Laurence Abeille : "Les lobbies étouffent le politique"
C'est la lecture d'un article paru dans le magazine Time qui m'a donné envie de réaliser l'entretien suivant. Il y était question de la surmortalité observée depuis plusieurs années chez les abeilles d'Amérique et d'ailleurs, de ce que cela impliquait pour l'environnement, pour l'être humain. Je me suis alors souvenu d'avoir lu, quelques mois plus tôt, un papier dans lequel une élue évoquait ce phénomène inquiétant, son combat pour la cause des petites pollinisatrices. Son nom vous fera sourire, forcément. Allons un peu plus loin... Laurence Abeille est depuis juin 2012 la députée Europe Écologie Les Verts de la sixième circonscription du Val-de-Marne (Fontenay-sous-Bois, Vincennes, Saint-Mandé). Outre le sort des abeilles, sur lequel elle revient pour Paroles d'Actu, plusieurs sujets ont été abordés dans le cadre de notre interview : la participation des écologistes à la majorité et au gouvernement, le poids des lobbies au Parlement, et quelques uns des chevaux de bataille de cette infatigable militante pour les années à venir... Une exclusivité Paroles d'Actu. Par Nicolas Roche, alias Phil Defer. EXCLU
ENTRETIEN EXCLUSIF - PAROLES D'ACTU
LAURENCE ABEILLE
Députée EELV de la sixième circonscription du Val-de-Marne
"Les lobbies étouffent le politique"
(Crédit photo : François Lafite)
Q : 28/08/13
R : 11/10/13
Paroles d'Actu : Bonjour Laurence Abeille. J'aimerais évoquer avec vous la problématique de la surmortalité des abeilles, un phénomène qui vous inquiète. D'abord un rappel, peut-être, pour commencer ? Pourquoi les abeilles sont-elles importantes pour la planète et, peut-être un peu plus égoïstement, dans notre vie de tous les jours ?
Laurence Abeille : Les abeilles sont des « sentinelles de la biodiversité ». Leur présence – ou leur absence – indique l’état écologique du milieu. Mais il ne faut pas nous limiter aux abeilles, ce sont l’ensemble des insectes pollinisateurs qui informent sur l’état de santé d’un écosystème.
Et pour répondre à votre question, les pollinisateurs, par définition, sont essentiels à la pollinisation ! 35% de la production mondiale de nourriture est liée à l’action des pollinisateurs ! Cultures fruitières, cucurbitacées, tomates, poivrons, kiwi, colza, tournesol, oignon, persil, poireaux, luzerne, framboises, cassis, et des dizaines d’autres aliments dépendent en partie ou totalement de l’action des pollinisateurs ! Et ces données sur le rôle des abeilles dans la pollinisation ne proviennent pas de quelques associations environnementalistes qui feraient du catastrophisme, ce sont les données officielles publiées par les agences gouvernementales et internationales, comme l’ANSES ou la FAO.
PdA : Quels sont les chiffres, les données dont vous disposez qui vous permettent d'étayer vos craintes ?
L.A. : Comme je l’ai dit, les doutes sur l’effondrement des colonies ne sont plus permis.
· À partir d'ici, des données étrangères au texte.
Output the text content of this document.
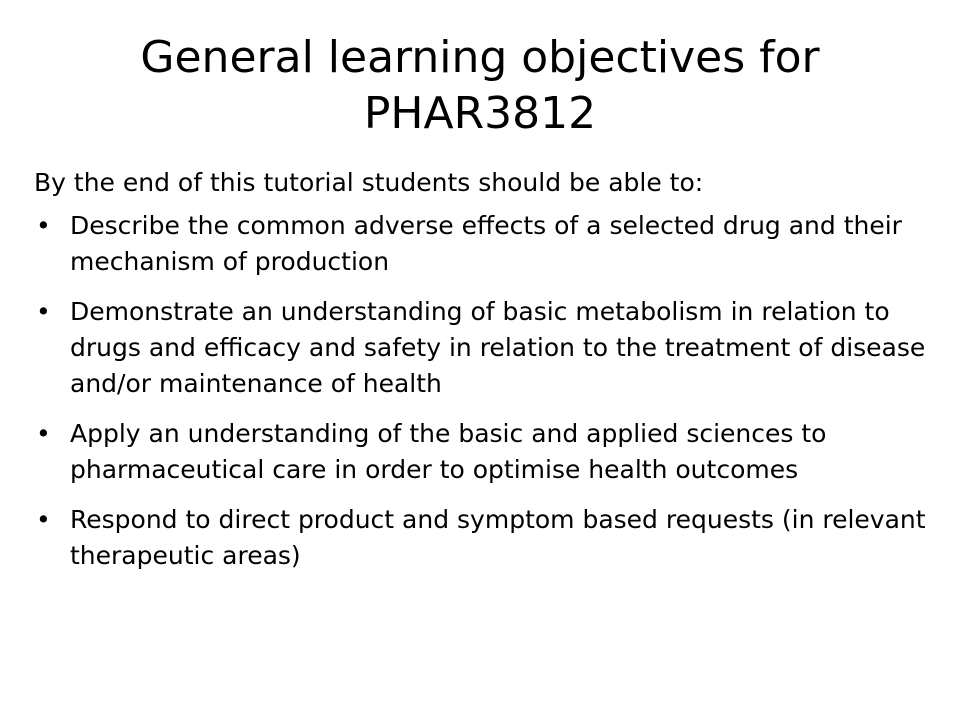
General learning objectives for PHAR3812

By the end of this tutorial students should be able to:

• Describe the common adverse effects of a selected drug and their mechanism of production
• Demonstrate an understanding of basic metabolism in relation to drugs and efficacy and safety in relation to the treatment of disease and/or maintenance of health
• Apply an understanding of the basic and applied sciences to pharmaceutical care in order to optimise health outcomes
• Respond to direct product and symptom based requests (in relevant therapeutic areas)
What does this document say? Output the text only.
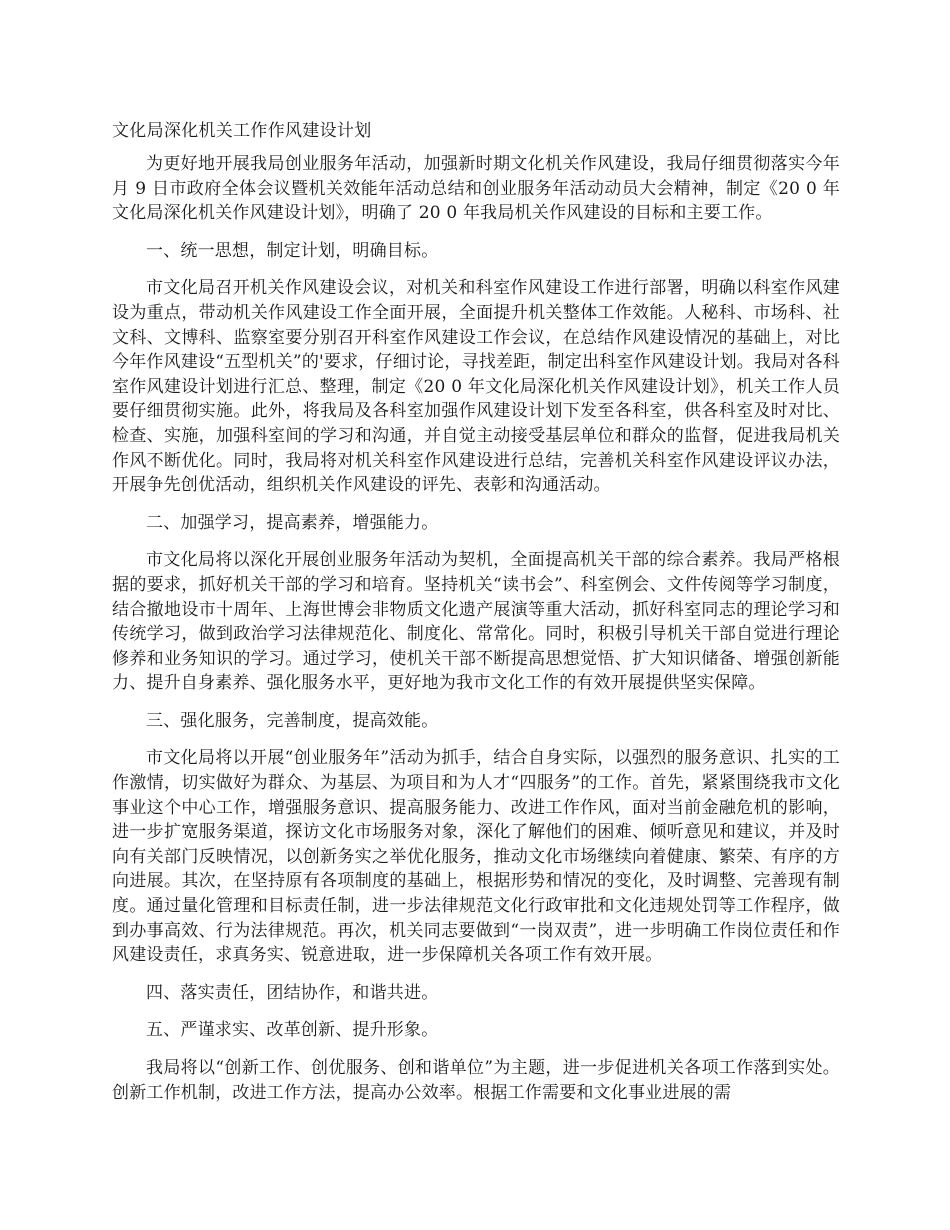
文化局深化机关工作作风建设计划

为更好地开展我局创业服务年活动，加强新时期文化机关作风建设，我局仔细贯彻落实今年 月 9 日市政府全体会议暨机关效能年活动总结和创业服务年活动动员大会精神，制定《20 0 年文化局深化机关作风建设计划》，明确了 20 0 年我局机关作风建设的目标和主要工作。

一、统一思想，制定计划，明确目标。

市文化局召开机关作风建设会议，对机关和科室作风建设工作进行部署，明确以科室作风建设为重点，带动机关作风建设工作全面开展，全面提升机关整体工作效能。人秘科、市场科、社文科、文博科、监察室要分别召开科室作风建设工作会议，在总结作风建设情况的基础上，对比今年作风建设“五型机关”的'要求，仔细讨论，寻找差距，制定出科室作风建设计划。我局对各科室作风建设计划进行汇总、整理，制定《20 0 年文化局深化机关作风建设计划》，机关工作人员要仔细贯彻实施。此外，将我局及各科室加强作风建设计划下发至各科室，供各科室及时对比、检查、实施，加强科室间的学习和沟通，并自觉主动接受基层单位和群众的监督，促进我局机关作风不断优化。同时，我局将对机关科室作风建设进行总结，完善机关科室作风建设评议办法，开展争先创优活动，组织机关作风建设的评先、表彰和沟通活动。

二、加强学习，提高素养，增强能力。

市文化局将以深化开展创业服务年活动为契机，全面提高机关干部的综合素养。我局严格根据的要求，抓好机关干部的学习和培育。坚持机关“读书会”、科室例会、文件传阅等学习制度，结合撤地设市十周年、上海世博会非物质文化遗产展演等重大活动，抓好科室同志的理论学习和传统学习，做到政治学习法律规范化、制度化、常常化。同时，积极引导机关干部自觉进行理论修养和业务知识的学习。通过学习，使机关干部不断提高思想觉悟、扩大知识储备、增强创新能力、提升自身素养、强化服务水平，更好地为我市文化工作的有效开展提供坚实保障。

三、强化服务，完善制度，提高效能。

市文化局将以开展“创业服务年”活动为抓手，结合自身实际，以强烈的服务意识、扎实的工作激情，切实做好为群众、为基层、为项目和为人才“四服务”的工作。首先，紧紧围绕我市文化事业这个中心工作，增强服务意识、提高服务能力、改进工作作风，面对当前金融危机的影响，进一步扩宽服务渠道，探访文化市场服务对象，深化了解他们的困难、倾听意见和建议，并及时向有关部门反映情况，以创新务实之举优化服务，推动文化市场继续向着健康、繁荣、有序的方向进展。其次，在坚持原有各项制度的基础上，根据形势和情况的变化，及时调整、完善现有制度。通过量化管理和目标责任制，进一步法律规范文化行政审批和文化违规处罚等工作程序，做到办事高效、行为法律规范。再次，机关同志要做到“一岗双责”，进一步明确工作岗位责任和作风建设责任，求真务实、锐意进取，进一步保障机关各项工作有效开展。

四、落实责任，团结协作，和谐共进。

五、严谨求实、改革创新、提升形象。

我局将以“创新工作、创优服务、创和谐单位”为主题，进一步促进机关各项工作落到实处。创新工作机制，改进工作方法，提高办公效率。根据工作需要和文化事业进展的需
Les données existent, elles sont officielles. De plus en plus de colonies d’abeilles ne passent pas l’hiver, avec des pertes massives autour de 30% tous les ans.
PdA : Quelles sont les causes principales de cette situation ?
L.A. : Elles sont également connues. La cause principale : les pesticides, notamment ceux de la gamme des néonicotinoïdes. Plusieurs études ont montré les liens entre utilisation de ces pesticides et mortalité des abeilles. Le phénomène a été clairement étudié : les abeilles peuvent ne pas mourir directement sous l’effet des pesticides, mais ces substances agissent sur leur système de géolocalisation. Elles sont désorientées, ne retrouvent plus leur ruche et meurent d’épuisement par non-retour à la ruche. C’est pourquoi, lorsque ces pesticides sont testés, il convient également de prendre en compte les doses non létales qui ont également un impact sur la mortalité !
D’autres causes sont également à prendre en compte, et notamment le frelon asiatique, espèce exotique invasive, qui fait des carnages dans les colonies d’abeille, ou le varroa, acarien qui parasite les abeilles.
PdA : La Commission Européenne a décidé il y a quelques mois d'une interdiction partielle de trois pesticides dits "néonicotinoïdes", très néfastes pour les abeilles. Quelles sont, aujourd'hui, les recommandations que vous adresseriez aux acteurs concernés ? Je pense aux pouvoirs publics, bien sûr, je pense évidemment aux agriculteurs et aux industriels, je pense aussi à nos lecteurs...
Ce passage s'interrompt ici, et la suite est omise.